Fig. 2: Best RL and RL-like models.

a–c, Model architectures. Best RL (a) is the best handcrafted model based on Q-learning, identified using extensive model comparison (Supplementary Results and Supplementary Table 2). It contains a standard Q-value update (left oval) with decay of unchosen action values (left oval, dotted recurrent arrows for Q(¬a)), as well as a reward-agnostic choice perseveration mechanism (right oval). The outputs of both computations are combined additively to sample the next choice. RL-ANN (b) has the same architecture as Best RL, consisting of a reward module that computes Q-values (left oval) and an action module that computes a perseveration kernel (right oval). However, RL-ANN uses ANNs to allow each module to perform any update rule, making it a generalization of linear update models that encompasses Best RL as a special case. Vanilla RNN (c) is a standard RNN and the most flexible model. It provides an upper bound in terms of behavioural prediction. d, Model fits.

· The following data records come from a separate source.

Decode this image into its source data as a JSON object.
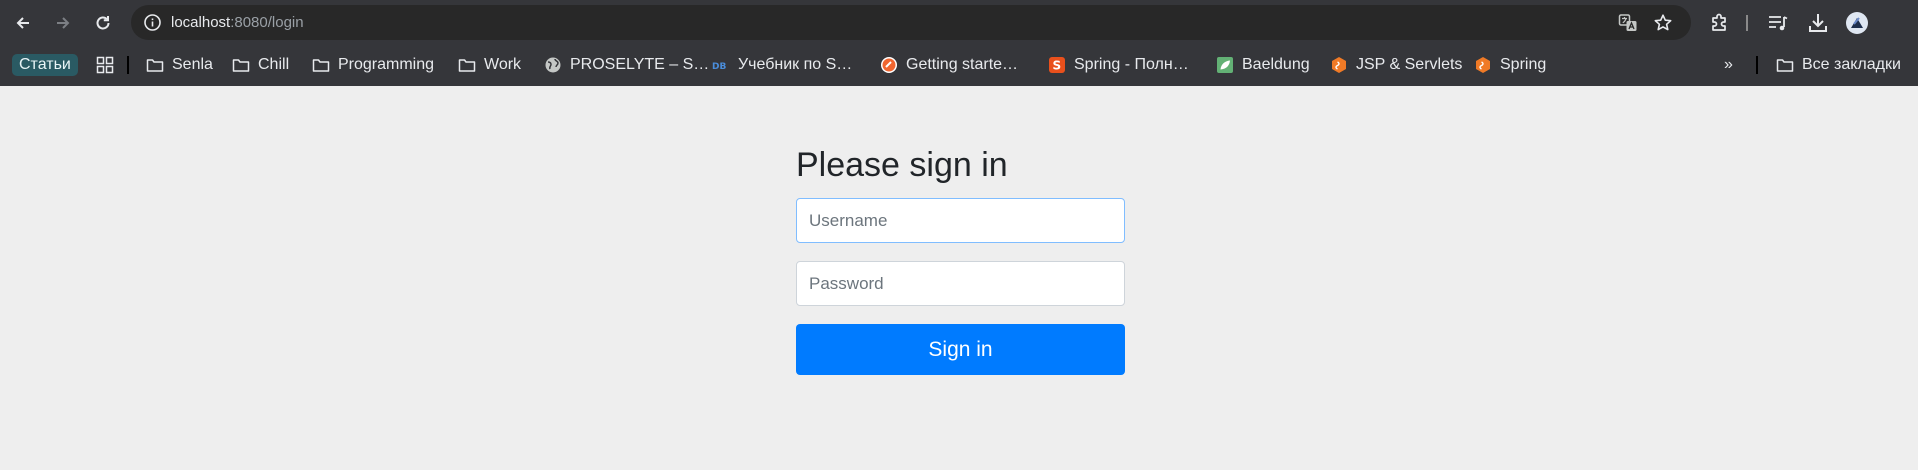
{
  "browser": {
    "url_host": "localhost",
    "url_path": ":8080/login",
    "icons": [
      "back-icon",
      "forward-icon",
      "reload-icon",
      "info-icon",
      "translate-icon",
      "star-icon",
      "extensions-icon",
      "media-icon",
      "download-icon",
      "profile-icon"
    ]
  },
  "bookmarks": {
    "chip": "Статьи",
    "items": [
      {
        "label": "Senla",
        "icon": "folder-icon"
      },
      {
        "label": "Chill",
        "icon": "folder-icon"
      },
      {
        "label": "Programming",
        "icon": "folder-icon"
      },
      {
        "label": "Work",
        "icon": "folder-icon"
      },
      {
        "label": "PROSELYTE – S…",
        "icon": "globe-icon"
      },
      {
        "label": "Учебник по S…",
        "icon": "db-icon"
      },
      {
        "label": "Getting starte…",
        "icon": "site-icon"
      },
      {
        "label": "Spring - Полн…",
        "icon": "s-icon"
      },
      {
        "label": "Baeldung",
        "icon": "leaf-icon"
      },
      {
        "label": "JSP & Servlets",
        "icon": "hex-icon"
      },
      {
        "label": "Spring",
        "icon": "hex-icon"
      }
    ],
    "overflow": "»",
    "all_bookmarks": "Все закладки"
  },
  "login": {
    "heading": "Please sign in",
    "username_placeholder": "Username",
    "username_value": "",
    "password_placeholder": "Password",
    "password_value": "",
    "submit_label": "Sign in"
  },
  "colors": {
    "page_bg": "#eeeeee",
    "chrome_bg": "#35363a",
    "button_primary": "#007bff",
    "focus_border": "#80bdff"
  }
}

Predictive accuracy was derived from the loss of each fitted model to held-out participants not seen during training (see ‘Model training’ in Methods). Best RL and RL-ANN predicted human choices significantly worse than Vanilla RNN, with no significant difference between them, according to two-sided t-tests (see the main text for statistics). The data are presented as mean values over held-out blocks (n = 413) plus/minus s.e.m. e,f, Reward processing. In classic Q-learning as modelled by Best RL (e), updated values Q_t+1(a_t) increase monotonically both in the observed reward r_t and in the previous value Q_t(a_t) (colour), with strictly linear relationships (for model details and equations, see ‘Model architectures’ in Methods). After fitting to human behaviour, RL-ANN (f) acquired a qualitatively similar update rule with monotonically increasing and near-linear relationships. For ease of visualization, we averaged sampled values Q_t(a_t) (colour) within quantile groups to obtain discrete lines.